En este contexto lo elemental es que intervengan estudiantes y docentes de manera independiente. Los distintos rectorados se han demostrado sumamente incapaces de defender nuestros intereses.


Llamamos a impulsar comités educativos en cada universidad, donde participen estudiantes y trabajadores de la educación y allí deliberemos un plan educativo en nuestros términos.

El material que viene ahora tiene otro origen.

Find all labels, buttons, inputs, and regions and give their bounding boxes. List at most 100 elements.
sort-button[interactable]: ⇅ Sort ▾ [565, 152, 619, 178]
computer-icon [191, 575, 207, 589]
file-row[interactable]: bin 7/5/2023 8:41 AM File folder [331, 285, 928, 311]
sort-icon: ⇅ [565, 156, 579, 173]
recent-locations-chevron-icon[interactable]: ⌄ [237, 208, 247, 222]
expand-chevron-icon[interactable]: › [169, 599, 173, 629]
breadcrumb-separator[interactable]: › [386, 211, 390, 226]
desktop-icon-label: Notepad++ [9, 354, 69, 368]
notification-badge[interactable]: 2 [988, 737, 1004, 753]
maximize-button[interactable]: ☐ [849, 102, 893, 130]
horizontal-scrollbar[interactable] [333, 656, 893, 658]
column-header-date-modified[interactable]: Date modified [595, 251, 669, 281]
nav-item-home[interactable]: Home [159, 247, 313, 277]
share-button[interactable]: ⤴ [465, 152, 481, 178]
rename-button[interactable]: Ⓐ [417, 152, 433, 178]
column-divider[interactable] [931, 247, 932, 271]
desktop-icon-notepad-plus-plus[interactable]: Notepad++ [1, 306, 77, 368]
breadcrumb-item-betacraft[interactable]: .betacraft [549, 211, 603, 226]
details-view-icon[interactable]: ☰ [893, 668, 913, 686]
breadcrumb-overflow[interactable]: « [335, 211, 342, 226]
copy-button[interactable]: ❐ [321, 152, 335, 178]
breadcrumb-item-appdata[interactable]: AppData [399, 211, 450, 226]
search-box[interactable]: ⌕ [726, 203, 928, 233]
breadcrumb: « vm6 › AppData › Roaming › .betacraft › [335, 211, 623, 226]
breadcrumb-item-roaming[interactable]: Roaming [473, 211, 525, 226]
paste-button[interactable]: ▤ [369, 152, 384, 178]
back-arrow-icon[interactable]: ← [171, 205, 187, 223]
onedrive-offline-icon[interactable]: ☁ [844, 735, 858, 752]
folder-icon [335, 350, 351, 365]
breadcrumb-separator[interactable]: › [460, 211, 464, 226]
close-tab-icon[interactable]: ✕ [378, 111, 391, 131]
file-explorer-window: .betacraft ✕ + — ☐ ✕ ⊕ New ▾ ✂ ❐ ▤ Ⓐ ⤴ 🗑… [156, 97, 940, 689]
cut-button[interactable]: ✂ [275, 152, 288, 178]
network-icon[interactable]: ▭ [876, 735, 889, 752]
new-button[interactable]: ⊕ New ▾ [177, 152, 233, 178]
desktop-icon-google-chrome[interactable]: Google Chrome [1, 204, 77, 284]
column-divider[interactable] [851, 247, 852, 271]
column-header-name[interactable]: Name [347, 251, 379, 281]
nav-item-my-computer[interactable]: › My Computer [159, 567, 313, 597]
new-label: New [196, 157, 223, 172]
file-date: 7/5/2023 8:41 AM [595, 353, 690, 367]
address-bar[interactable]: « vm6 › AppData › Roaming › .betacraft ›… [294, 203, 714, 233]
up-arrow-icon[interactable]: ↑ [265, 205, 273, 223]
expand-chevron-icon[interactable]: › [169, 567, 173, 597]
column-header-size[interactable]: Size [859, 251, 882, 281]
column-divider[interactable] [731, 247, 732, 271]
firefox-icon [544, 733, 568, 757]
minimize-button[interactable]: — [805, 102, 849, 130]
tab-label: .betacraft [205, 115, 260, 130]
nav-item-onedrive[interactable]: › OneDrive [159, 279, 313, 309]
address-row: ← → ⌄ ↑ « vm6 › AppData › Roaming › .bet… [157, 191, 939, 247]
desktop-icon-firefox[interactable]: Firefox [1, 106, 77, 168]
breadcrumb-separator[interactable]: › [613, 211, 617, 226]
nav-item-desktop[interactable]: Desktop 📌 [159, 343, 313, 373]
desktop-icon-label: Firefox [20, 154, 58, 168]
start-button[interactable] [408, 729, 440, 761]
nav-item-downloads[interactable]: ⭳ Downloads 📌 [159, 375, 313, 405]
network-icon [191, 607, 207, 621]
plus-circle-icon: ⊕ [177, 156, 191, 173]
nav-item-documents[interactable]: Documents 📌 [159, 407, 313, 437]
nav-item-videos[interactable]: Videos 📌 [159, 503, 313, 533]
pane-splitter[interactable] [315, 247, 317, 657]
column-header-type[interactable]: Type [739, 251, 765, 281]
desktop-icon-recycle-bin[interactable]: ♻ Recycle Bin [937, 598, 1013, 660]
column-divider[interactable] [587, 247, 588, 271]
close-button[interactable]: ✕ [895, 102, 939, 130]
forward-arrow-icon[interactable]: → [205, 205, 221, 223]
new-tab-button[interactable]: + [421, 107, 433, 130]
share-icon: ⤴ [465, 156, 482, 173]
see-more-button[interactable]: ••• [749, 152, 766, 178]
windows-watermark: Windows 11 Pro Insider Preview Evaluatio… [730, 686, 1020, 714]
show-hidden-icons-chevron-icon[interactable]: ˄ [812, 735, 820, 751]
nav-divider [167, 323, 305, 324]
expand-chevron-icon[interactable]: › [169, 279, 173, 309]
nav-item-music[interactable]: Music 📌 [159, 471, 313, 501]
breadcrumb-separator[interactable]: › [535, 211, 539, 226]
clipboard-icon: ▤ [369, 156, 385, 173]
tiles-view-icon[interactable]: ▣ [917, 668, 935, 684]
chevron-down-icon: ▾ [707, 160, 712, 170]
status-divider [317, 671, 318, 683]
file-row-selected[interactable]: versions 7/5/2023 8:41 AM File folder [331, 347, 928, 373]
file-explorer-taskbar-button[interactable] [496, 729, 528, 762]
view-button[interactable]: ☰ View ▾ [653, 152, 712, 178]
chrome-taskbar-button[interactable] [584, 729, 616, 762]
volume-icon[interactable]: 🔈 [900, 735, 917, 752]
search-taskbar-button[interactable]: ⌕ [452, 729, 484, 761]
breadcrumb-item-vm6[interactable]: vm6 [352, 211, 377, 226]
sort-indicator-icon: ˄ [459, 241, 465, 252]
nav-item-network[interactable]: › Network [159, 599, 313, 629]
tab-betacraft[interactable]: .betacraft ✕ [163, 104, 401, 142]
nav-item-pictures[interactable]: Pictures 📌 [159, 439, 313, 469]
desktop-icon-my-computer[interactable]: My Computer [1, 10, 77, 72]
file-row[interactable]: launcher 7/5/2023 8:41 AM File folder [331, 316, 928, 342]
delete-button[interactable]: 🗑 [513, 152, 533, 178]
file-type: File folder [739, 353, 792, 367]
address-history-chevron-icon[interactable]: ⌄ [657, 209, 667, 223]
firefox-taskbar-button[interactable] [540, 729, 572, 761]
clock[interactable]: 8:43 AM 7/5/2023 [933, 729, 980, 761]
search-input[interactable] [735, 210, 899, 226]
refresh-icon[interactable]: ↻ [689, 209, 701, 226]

En lo inmediato planteamos:


Frente a la educación a distancia, exigimos al Estado y a las autoridades universitarias un plan riguroso para que a cada estudiante y docente se le provea de los materiales (artefactos y capacitación) necesarios para acceder a la misma. La educación virtual de ninguna manera puede remplazar la metodología presencial, tanto por cuestiones pedagógicas, como sindicales y políticas. La incorporación de la tecnología para atravesar la pandemia no puede ser obligatoria para nadie. Ningún estudiante o docente deben ser obligados a la “virtualidad”.


Exigimos que, a partir de un debate y una elaboración de conjunto de la comunidad educativa, se proceda a reorganizar el calendario académico.


Seguro al parado de $30.000. Aumento de la beca progresar a $10.000.


Prohibición de despidos y suspensiones desde el 1 de febrero hasta fin de año. Reincorporación de los trabajadores despedidos en estos meses. Pase a planta permanente y derechos laborales de toda la juventud precarizada.


Pongamos los recursos del país en dirección de las necesidades de la población trabajadora y no de los usureros internacionales.